Authorizing Torture: Variations On A Theme

April 8th, 2006 by Andy in Torture, 'War On Terror' & Human Rights

Can’t let those meddling do gooders in Congress get in the way of Dear Leader’s efforts to protect the Fatherla… Homeland. After all, it is all about Unitary Executive Power. Thank you, Herr Alito.

“Congress doesn’t have the power to “tie the President’s hands in regard to torture as an interrogation technique. It’s the core of the Commander-in-Chief function. They can’t prevent the President from ordering torture.”
- Former Deputy Assistant Attorney General John Yoo; Interview with The New Yorker, 2005

“The Fuehrer must have all the rights postulated by him which serve to further or achieve victory. Therefore–without being bound by existing legal regulations–in his capacity as leader of the nation, Supreme Commander of the Armed Forces, governmental chief and supreme executive chief, as supreme justice, and leader of the Party–the Fuehrer must be in a position to force with all means at his disposal every German, if necessary, whether he be common soldier or officer, low or high official or judge, leading or subordinate official of the Party, worker or employee, to fulfill his duties.”
- Greater German Reichstag; Resolution on the legal powers of the Fuehrer April 26,1942

Might be a good time to remember the words of Judge Robert Jackson right about now.

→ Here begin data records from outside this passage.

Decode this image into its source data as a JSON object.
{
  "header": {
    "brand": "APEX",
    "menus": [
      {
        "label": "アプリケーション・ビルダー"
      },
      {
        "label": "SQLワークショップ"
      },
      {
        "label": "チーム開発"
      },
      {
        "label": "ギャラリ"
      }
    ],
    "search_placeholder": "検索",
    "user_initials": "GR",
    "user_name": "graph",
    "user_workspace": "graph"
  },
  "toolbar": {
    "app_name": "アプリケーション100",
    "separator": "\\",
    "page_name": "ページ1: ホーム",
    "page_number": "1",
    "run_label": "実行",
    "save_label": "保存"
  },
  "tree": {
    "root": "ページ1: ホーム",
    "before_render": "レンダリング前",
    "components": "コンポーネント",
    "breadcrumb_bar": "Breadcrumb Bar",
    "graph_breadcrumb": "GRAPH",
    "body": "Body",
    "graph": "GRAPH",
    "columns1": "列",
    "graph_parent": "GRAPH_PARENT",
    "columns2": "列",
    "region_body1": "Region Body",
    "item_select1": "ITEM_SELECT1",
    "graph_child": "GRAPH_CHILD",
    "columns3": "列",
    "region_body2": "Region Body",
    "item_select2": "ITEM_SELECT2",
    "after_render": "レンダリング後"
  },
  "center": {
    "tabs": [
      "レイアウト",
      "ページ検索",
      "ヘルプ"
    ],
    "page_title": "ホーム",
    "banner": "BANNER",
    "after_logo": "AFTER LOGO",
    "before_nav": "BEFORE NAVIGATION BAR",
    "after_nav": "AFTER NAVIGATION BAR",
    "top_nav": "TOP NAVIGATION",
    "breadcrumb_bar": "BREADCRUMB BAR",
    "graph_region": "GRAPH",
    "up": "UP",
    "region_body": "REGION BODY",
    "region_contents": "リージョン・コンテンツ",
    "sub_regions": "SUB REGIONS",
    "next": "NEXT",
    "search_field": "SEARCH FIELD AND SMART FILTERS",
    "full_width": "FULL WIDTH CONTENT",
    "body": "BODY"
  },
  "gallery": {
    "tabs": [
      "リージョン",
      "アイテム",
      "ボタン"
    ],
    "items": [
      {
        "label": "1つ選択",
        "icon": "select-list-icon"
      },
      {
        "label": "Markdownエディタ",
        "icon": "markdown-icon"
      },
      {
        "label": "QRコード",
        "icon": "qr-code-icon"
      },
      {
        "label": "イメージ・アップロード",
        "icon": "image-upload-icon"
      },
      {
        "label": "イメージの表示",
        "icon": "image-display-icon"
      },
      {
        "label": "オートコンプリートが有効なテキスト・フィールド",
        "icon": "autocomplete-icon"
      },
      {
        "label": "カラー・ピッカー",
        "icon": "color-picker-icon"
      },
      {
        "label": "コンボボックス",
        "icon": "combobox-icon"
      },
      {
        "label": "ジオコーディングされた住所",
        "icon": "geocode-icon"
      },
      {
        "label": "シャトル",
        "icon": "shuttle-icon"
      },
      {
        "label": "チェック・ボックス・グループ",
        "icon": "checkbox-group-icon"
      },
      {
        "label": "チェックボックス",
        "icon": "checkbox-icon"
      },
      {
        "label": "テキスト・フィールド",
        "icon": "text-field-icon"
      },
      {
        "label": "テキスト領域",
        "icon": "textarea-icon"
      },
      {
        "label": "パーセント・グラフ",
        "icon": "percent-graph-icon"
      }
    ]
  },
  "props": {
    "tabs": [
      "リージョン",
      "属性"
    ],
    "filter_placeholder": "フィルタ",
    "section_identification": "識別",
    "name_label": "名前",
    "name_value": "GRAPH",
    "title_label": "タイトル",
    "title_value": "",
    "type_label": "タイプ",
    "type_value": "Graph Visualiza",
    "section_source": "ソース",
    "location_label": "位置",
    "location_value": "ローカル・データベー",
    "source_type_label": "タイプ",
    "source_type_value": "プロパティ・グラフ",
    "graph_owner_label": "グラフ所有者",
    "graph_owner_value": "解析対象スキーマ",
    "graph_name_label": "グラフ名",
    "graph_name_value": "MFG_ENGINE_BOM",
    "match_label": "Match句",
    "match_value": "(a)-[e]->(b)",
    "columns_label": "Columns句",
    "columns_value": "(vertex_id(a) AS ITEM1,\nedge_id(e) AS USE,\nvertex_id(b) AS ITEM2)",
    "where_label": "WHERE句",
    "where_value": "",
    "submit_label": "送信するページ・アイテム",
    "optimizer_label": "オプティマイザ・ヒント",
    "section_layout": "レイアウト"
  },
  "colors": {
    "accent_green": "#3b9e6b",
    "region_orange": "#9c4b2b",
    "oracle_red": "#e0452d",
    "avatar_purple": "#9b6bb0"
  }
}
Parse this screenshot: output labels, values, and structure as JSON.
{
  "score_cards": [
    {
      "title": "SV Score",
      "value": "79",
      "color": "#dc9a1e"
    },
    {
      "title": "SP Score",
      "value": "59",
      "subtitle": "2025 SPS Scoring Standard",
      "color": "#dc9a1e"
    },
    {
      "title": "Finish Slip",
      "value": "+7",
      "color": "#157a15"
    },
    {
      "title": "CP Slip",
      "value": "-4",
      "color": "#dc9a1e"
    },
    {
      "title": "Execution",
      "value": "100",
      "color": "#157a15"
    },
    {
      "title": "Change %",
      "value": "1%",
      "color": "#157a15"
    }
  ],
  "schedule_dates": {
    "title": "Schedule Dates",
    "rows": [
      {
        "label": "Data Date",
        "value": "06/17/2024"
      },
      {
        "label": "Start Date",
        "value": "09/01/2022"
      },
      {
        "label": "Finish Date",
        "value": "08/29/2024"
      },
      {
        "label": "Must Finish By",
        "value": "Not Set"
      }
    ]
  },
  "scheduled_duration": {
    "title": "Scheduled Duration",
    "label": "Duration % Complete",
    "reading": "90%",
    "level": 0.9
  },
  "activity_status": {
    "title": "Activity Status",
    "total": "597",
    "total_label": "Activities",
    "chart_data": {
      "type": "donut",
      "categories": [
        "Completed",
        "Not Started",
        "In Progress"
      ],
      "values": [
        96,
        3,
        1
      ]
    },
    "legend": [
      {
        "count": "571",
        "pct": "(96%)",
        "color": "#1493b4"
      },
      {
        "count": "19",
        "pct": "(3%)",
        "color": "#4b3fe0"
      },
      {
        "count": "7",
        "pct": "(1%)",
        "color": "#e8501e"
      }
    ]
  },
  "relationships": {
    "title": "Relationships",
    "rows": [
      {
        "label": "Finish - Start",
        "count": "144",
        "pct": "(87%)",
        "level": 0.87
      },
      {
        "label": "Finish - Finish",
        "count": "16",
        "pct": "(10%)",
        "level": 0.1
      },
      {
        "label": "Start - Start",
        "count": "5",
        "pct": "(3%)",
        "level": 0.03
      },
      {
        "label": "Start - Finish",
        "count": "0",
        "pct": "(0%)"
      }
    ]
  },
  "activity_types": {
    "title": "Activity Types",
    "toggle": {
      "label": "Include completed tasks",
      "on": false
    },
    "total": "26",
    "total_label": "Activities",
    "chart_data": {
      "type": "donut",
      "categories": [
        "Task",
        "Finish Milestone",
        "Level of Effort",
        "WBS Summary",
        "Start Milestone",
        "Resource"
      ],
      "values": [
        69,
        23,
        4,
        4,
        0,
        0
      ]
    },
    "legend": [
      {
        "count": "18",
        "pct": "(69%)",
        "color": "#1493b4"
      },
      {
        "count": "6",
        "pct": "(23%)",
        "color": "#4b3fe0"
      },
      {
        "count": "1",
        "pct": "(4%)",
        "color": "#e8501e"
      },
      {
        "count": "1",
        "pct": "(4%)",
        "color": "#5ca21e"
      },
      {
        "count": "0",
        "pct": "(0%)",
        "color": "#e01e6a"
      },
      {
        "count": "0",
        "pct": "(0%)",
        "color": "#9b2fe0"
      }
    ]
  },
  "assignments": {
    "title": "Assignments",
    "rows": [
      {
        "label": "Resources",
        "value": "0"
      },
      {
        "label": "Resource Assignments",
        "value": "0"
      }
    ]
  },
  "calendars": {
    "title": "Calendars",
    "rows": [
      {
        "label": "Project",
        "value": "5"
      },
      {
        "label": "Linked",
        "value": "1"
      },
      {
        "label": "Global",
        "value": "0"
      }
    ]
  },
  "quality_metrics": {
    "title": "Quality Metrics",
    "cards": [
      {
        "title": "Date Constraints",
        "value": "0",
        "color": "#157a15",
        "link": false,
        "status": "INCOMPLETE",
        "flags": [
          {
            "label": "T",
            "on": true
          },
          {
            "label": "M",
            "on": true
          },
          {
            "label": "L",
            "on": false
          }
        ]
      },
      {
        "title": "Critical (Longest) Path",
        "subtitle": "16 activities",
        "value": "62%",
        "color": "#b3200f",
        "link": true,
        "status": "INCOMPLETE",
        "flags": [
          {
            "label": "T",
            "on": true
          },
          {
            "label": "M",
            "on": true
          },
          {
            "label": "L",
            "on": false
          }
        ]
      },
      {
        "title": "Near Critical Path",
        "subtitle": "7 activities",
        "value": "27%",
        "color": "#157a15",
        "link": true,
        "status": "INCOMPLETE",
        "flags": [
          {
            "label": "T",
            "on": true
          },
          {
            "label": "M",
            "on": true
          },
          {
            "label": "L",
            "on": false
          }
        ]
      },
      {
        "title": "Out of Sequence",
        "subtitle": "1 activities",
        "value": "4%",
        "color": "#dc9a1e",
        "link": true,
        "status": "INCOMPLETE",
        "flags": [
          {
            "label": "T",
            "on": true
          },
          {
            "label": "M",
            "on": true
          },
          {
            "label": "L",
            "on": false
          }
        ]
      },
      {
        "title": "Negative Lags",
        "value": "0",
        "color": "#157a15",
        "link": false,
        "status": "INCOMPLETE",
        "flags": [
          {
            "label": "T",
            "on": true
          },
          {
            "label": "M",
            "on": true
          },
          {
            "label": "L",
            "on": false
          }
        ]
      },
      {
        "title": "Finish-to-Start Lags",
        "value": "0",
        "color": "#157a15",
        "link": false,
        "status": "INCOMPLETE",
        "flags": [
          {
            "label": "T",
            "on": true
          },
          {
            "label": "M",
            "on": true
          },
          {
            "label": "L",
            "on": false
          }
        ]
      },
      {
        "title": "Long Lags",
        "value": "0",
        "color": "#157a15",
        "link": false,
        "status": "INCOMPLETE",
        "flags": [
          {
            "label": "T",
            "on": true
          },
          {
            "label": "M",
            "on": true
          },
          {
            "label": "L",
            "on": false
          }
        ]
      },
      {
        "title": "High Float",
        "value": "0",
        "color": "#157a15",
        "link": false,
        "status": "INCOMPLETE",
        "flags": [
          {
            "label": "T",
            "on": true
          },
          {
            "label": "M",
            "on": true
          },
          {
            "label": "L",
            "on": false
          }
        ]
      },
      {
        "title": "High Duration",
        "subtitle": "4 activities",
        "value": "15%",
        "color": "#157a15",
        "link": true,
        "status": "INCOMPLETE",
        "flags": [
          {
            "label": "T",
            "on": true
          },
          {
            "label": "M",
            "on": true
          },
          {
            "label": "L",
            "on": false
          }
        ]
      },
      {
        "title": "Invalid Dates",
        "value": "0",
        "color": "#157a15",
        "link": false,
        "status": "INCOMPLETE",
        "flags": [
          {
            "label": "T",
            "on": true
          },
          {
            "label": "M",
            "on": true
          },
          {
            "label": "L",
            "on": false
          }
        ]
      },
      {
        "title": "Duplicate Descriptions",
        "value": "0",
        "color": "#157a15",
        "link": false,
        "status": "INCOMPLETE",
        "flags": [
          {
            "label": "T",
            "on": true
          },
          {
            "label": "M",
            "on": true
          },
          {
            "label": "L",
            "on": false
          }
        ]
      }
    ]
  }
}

“While the United States is not first in rancor, it is not second in determination that the forces of law and order be made equal to the task of dealing with such international lawlessness… While this law is first applied against German aggressors, if it is to serve a useful purpose it must condemn aggression by any other nations, including those which sit here now in judgment. We are able to do away with domestic tyranny and violence and aggression by those in power against the rights of their own people only when we make all men (sic) answerable to the law.”
- Judge Robert Jackson, Chief Judge of the Nuremburg War Crimes Tribunal Court

‘Torture is prohibited by law throughout the United States. It is categorically denounced as a matter of policy and as a tool of state authority. Every act constituting torture under the Convention constitutes a criminal offense under the law of the United States. No official of the government, federal, state or local, civilian or military, is authorized to commit or to instruct anyone else to commit torture. Nor may any official condone or tolerate torture in any form. No exceptional circumstances may be invoked as a justification of torture. US law contains no provision permitting otherwise prohibited acts of torture or other cruel, inhuman or degrading treatment or punishment to be employed on grounds of exigent circumstances (for example, during a ’state of public emergency’) or on orders from a superior officer or public authority, and the protective mechanisms of an independent judiciary are not subject to suspension.’
- Report of the United States to the UN Committee against Torture, October 15, 1999, UN Doc. CAT/C/28/Add.5, Feb. 9, 2000, para. 6.

So just how do they actually explain that its all legal? Or have I simply forgotten the new maxim that its not fascism when we do it, and its not against the law when the President does it.